In diesem Augenblick kam ein Mann auf sie zu, der sich geschickt dem Schwanken des Schiffs anpaßte. Er trug mit Litzen verzierte Lederkleidung und eine engsitzende, gestreifte Kappe. Sein Gesicht war von einer ausgeprägten Hakennase und einem fröhlichen Grinsen gezeichnet. Der sieht aus wie einer, auf den man im Kampf zählen kann, dachte Kit, doch sie registrierte auch, daß er keine Waffen trug. Statt dessen hingen ein Kompaß und ein Sehglas an seinem Gürtel. Es war offenbar der Kapitän der »Silberhecht«.

»Seid gegrüßt, Patrick und Stratke«, strahlte er, während er ihnen abwechselnd kräftig die Hand schüttelte. Dann erst hatte er Augen für Kitiara. »Und wer ist diese hübsche junge Dame?«

»Kitiara Uth Matar«, erklärte sie und trat vor, um ihm die Hand zu reichen.

»Meine Verlobte«, ergänzte Patrick sofort, ohne das Stirnrunzeln zu beachten, das Kit ihm zuwarf.

Anstatt ihr die Hand zu schütteln, beugte sich der Kapitän tief über ihr Handgelenk und küßte es.

Ein Ausdruck des Befremdens malte sich auf Kits Gesicht.
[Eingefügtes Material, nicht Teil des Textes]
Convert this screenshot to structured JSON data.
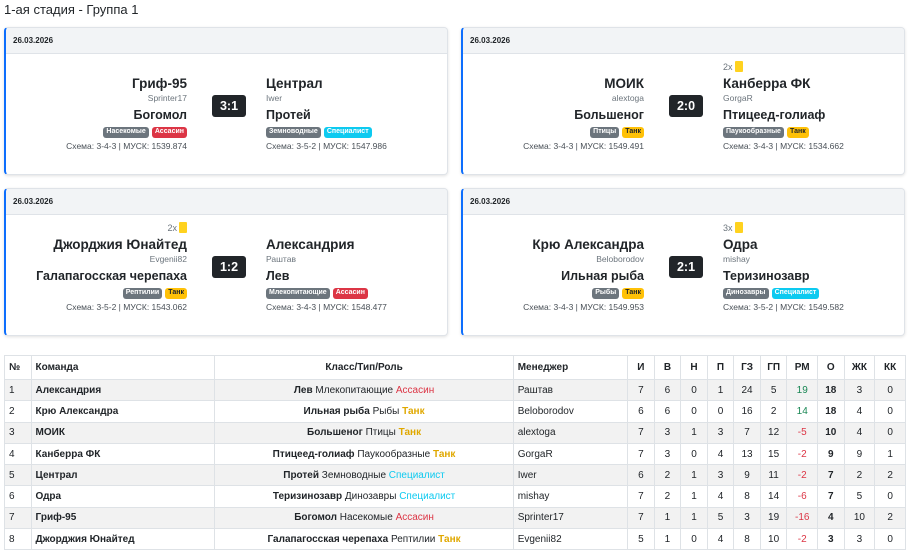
{
  "stage_title": "1-ая стадия - Группа 1",
  "matches": [
    {
      "date": "26.03.2026",
      "score": "3:1",
      "home": {
        "yc": "",
        "name": "Гриф-95",
        "manager": "Sprinter17",
        "hero": "Богомол",
        "badge1": "Насекомые",
        "badge2": "Ассасин",
        "badge2_color": "red",
        "schema": "Схема: 3-4-3 | МУСК: 1539.874"
      },
      "away": {
        "yc": "",
        "name": "Централ",
        "manager": "Iwer",
        "hero": "Протей",
        "badge1": "Земноводные",
        "badge2": "Специалист",
        "badge2_color": "cyan",
        "schema": "Схема: 3-5-2 | МУСК: 1547.986"
      }
    },
    {
      "date": "26.03.2026",
      "score": "2:0",
      "home": {
        "yc": "",
        "name": "МОИК",
        "manager": "alextoga",
        "hero": "Большеног",
        "badge1": "Птицы",
        "badge2": "Танк",
        "badge2_color": "yellow",
        "schema": "Схема: 3-4-3 | МУСК: 1549.491"
      },
      "away": {
        "yc": "2x",
        "name": "Канберра ФК",
        "manager": "GorgaR",
        "hero": "Птицеед-голиаф",
        "badge1": "Паукообразные",
        "badge2": "Танк",
        "badge2_color": "yellow",
        "schema": "Схема: 3-4-3 | МУСК: 1534.662"
      }
    },
    {
      "date": "26.03.2026",
      "score": "1:2",
      "home": {
        "yc": "2x",
        "name": "Джорджия Юнайтед",
        "manager": "Evgenii82",
        "hero": "Галапагосская черепаха",
        "badge1": "Рептилии",
        "badge2": "Танк",
        "badge2_color": "yellow",
        "schema": "Схема: 3-5-2 | МУСК: 1543.062"
      },
      "away": {
        "yc": "",
        "name": "Александрия",
        "manager": "Раштав",
        "hero": "Лев",
        "badge1": "Млекопитающие",
        "badge2": "Ассасин",
        "badge2_color": "red",
        "schema": "Схема: 3-4-3 | МУСК: 1548.477"
      }
    },
    {
      "date": "26.03.2026",
      "score": "2:1",
      "home": {
        "yc": "",
        "name": "Крю Александра",
        "manager": "Beloborodov",
        "hero": "Ильная рыба",
        "badge1": "Рыбы",
        "badge2": "Танк",
        "badge2_color": "yellow",
        "schema": "Схема: 3-4-3 | МУСК: 1549.953"
      },
      "away": {
        "yc": "3x",
        "name": "Одра",
        "manager": "mishay",
        "hero": "Теризинозавр",
        "badge1": "Динозавры",
        "badge2": "Специалист",
        "badge2_color": "cyan",
        "schema": "Схема: 3-5-2 | МУСК: 1549.582"
      }
    }
  ],
  "table": {
    "headers": [
      "№",
      "Команда",
      "Класс/Тип/Роль",
      "Менеджер",
      "И",
      "В",
      "Н",
      "П",
      "ГЗ",
      "ГП",
      "РМ",
      "О",
      "ЖК",
      "КК"
    ],
    "rows": [
      {
        "n": "1",
        "team": "Александрия",
        "hero": "Лев",
        "type": "Млекопитающие",
        "role": "Ассасин",
        "role_color": "red",
        "mgr": "Раштав",
        "g": "7",
        "w": "6",
        "d": "0",
        "l": "1",
        "gf": "24",
        "ga": "5",
        "gd": "19",
        "pts": "18",
        "yc": "3",
        "rc": "0"
      },
      {
        "n": "2",
        "team": "Крю Александра",
        "hero": "Ильная рыба",
        "type": "Рыбы",
        "role": "Танк",
        "role_color": "yellow",
        "mgr": "Beloborodov",
        "g": "6",
        "w": "6",
        "d": "0",
        "l": "0",
        "gf": "16",
        "ga": "2",
        "gd": "14",
        "pts": "18",
        "yc": "4",
        "rc": "0"
      },
      {
        "n": "3",
        "team": "МОИК",
        "hero": "Большеног",
        "type": "Птицы",
        "role": "Танк",
        "role_color": "yellow",
        "mgr": "alextoga",
        "g": "7",
        "w": "3",
        "d": "1",
        "l": "3",
        "gf": "7",
        "ga": "12",
        "gd": "-5",
        "pts": "10",
        "yc": "4",
        "rc": "0"
      },
      {
        "n": "4",
        "team": "Канберра ФК",
        "hero": "Птицеед-голиаф",
        "type": "Паукообразные",
        "role": "Танк",
        "role_color": "yellow",
        "mgr": "GorgaR",
        "g": "7",
        "w": "3",
        "d": "0",
        "l": "4",
        "gf": "13",
        "ga": "15",
        "gd": "-2",
        "pts": "9",
        "yc": "9",
        "rc": "1"
      },
      {
        "n": "5",
        "team": "Централ",
        "hero": "Протей",
        "type": "Земноводные",
        "role": "Специалист",
        "role_color": "cyan",
        "mgr": "Iwer",
        "g": "6",
        "w": "2",
        "d": "1",
        "l": "3",
        "gf": "9",
        "ga": "11",
        "gd": "-2",
        "pts": "7",
        "yc": "2",
        "rc": "2"
      },
      {
        "n": "6",
        "team": "Одра",
        "hero": "Теризинозавр",
        "type": "Динозавры",
        "role": "Специалист",
        "role_color": "cyan",
        "mgr": "mishay",
        "g": "7",
        "w": "2",
        "d": "1",
        "l": "4",
        "gf": "8",
        "ga": "14",
        "gd": "-6",
        "pts": "7",
        "yc": "5",
        "rc": "0"
      },
      {
        "n": "7",
        "team": "Гриф-95",
        "hero": "Богомол",
        "type": "Насекомые",
        "role": "Ассасин",
        "role_color": "red",
        "mgr": "Sprinter17",
        "g": "7",
        "w": "1",
        "d": "1",
        "l": "5",
        "gf": "3",
        "ga": "19",
        "gd": "-16",
        "pts": "4",
        "yc": "10",
        "rc": "2"
      },
      {
        "n": "8",
        "team": "Джорджия Юнайтед",
        "hero": "Галапагосская черепаха",
        "type": "Рептилии",
        "role": "Танк",
        "role_color": "yellow",
        "mgr": "Evgenii82",
        "g": "5",
        "w": "1",
        "d": "0",
        "l": "4",
        "gf": "8",
        "ga": "10",
        "gd": "-2",
        "pts": "3",
        "yc": "3",
        "rc": "0"
      }
    ]
  }
}
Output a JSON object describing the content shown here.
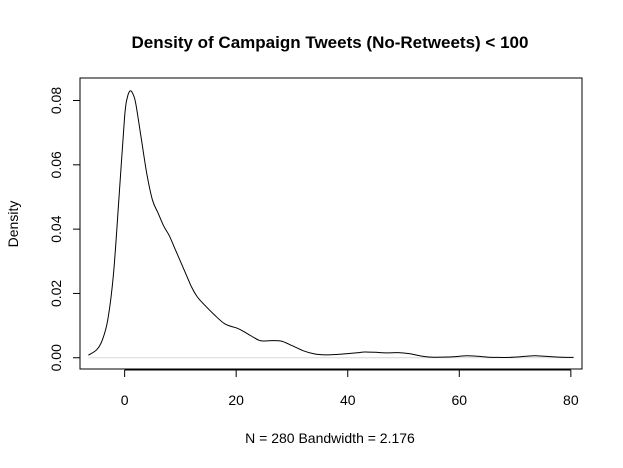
{
  "chart_data": {
    "type": "line",
    "title": "Density of Campaign Tweets (No-Retweets) < 100",
    "xlabel": "N = 280   Bandwidth = 2.176",
    "ylabel": "Density",
    "xlim": [
      -8,
      82
    ],
    "ylim": [
      -0.0035,
      0.087
    ],
    "xticks": [
      0,
      20,
      40,
      60,
      80
    ],
    "yticks": [
      0.0,
      0.02,
      0.04,
      0.06,
      0.08
    ],
    "xtick_labels": [
      "0",
      "20",
      "40",
      "60",
      "80"
    ],
    "ytick_labels": [
      "0.00",
      "0.02",
      "0.04",
      "0.06",
      "0.08"
    ],
    "grid": false,
    "series": [
      {
        "x": [
          -6.5,
          -5,
          -4,
          -3,
          -2,
          -1,
          0,
          0.5,
          1,
          1.5,
          2,
          3,
          4,
          5,
          6,
          7,
          8,
          9,
          10,
          11,
          12,
          13,
          14,
          16,
          18,
          20,
          21,
          22,
          24,
          25,
          26,
          28,
          30,
          32,
          34,
          36,
          38,
          40,
          42,
          43,
          45,
          47,
          49,
          51,
          53,
          55,
          57,
          59,
          61,
          63,
          65,
          67,
          69,
          71,
          73,
          74,
          76,
          78,
          80.5
        ],
        "y": [
          0.0008,
          0.0025,
          0.0055,
          0.012,
          0.026,
          0.05,
          0.075,
          0.081,
          0.083,
          0.082,
          0.079,
          0.068,
          0.057,
          0.049,
          0.045,
          0.041,
          0.038,
          0.034,
          0.03,
          0.026,
          0.022,
          0.019,
          0.017,
          0.0135,
          0.0105,
          0.0093,
          0.0085,
          0.0075,
          0.0055,
          0.0052,
          0.0053,
          0.0052,
          0.0038,
          0.0022,
          0.0012,
          0.0009,
          0.001,
          0.0013,
          0.0016,
          0.0018,
          0.0017,
          0.0015,
          0.0016,
          0.0013,
          0.0006,
          0.0002,
          0.0002,
          0.0003,
          0.0006,
          0.0005,
          0.0002,
          0.0001,
          0.0001,
          0.0003,
          0.0006,
          0.0006,
          0.0004,
          0.0002,
          0.0001
        ]
      }
    ]
  }
}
Die Manieren des Kapitäns waren so gut wie die seines Herrn, obwohl Kitiara den Eindruck hatte, daß sich hinter dem samtenen Äußeren ein stahlharter Kerl verbarg.

»La Cava«, sagte er selbstbewußt, als er sich aufrichtete. »Zu Euren Diensten, Madame.« Seine Augen verrieten, daß ihm jetzt, etwas verspätet etwas einfiel. »Uth Matar?« fragte er.

Kitiara nickte eifrig. »Vielleicht habt Ihr von meinem Vater gehört«, meinte sie rasch. »Gregor Uth Matar. Er ist weit und breit bekannt…«

»Als?« fragte La Cava, der ihre Hand losließ, ihr aber weiter ins Gesicht sah.

»Als?« wiederholte Kitiara verwirrt.

»Nun, bekannt als was?« fragte La Cava ganz selbstverständlich.

»Oh«, sagte Kit betreten. »Als großer Glücksritter. Ein unvergleichbarer Kämpfer. Ein rechtschaffender und ehrenhafter Mann.«

»Ja, natürlich«, sagte La Cava. Er überlegte noch einen Moment, bevor sein Gesicht zu einer höflichen Maske wurde. »Nein«, erklärte er, »ich habe noch nicht von ihm gehört.«

Patrick zog La Cava beiseite und flüsterte ihm etwas ins Ohr. Der Kapitän nickte und rief: »Lurie!«

Ein großer, knochiger Mann mit vernarbter Haut kam eilig zum Kapitän gelaufen. Sein Gesichtsausdruck war unterwürfig. Er war nur mit einer kurzen Lederhose bekleidet und gehörte offenbar zu den Maats.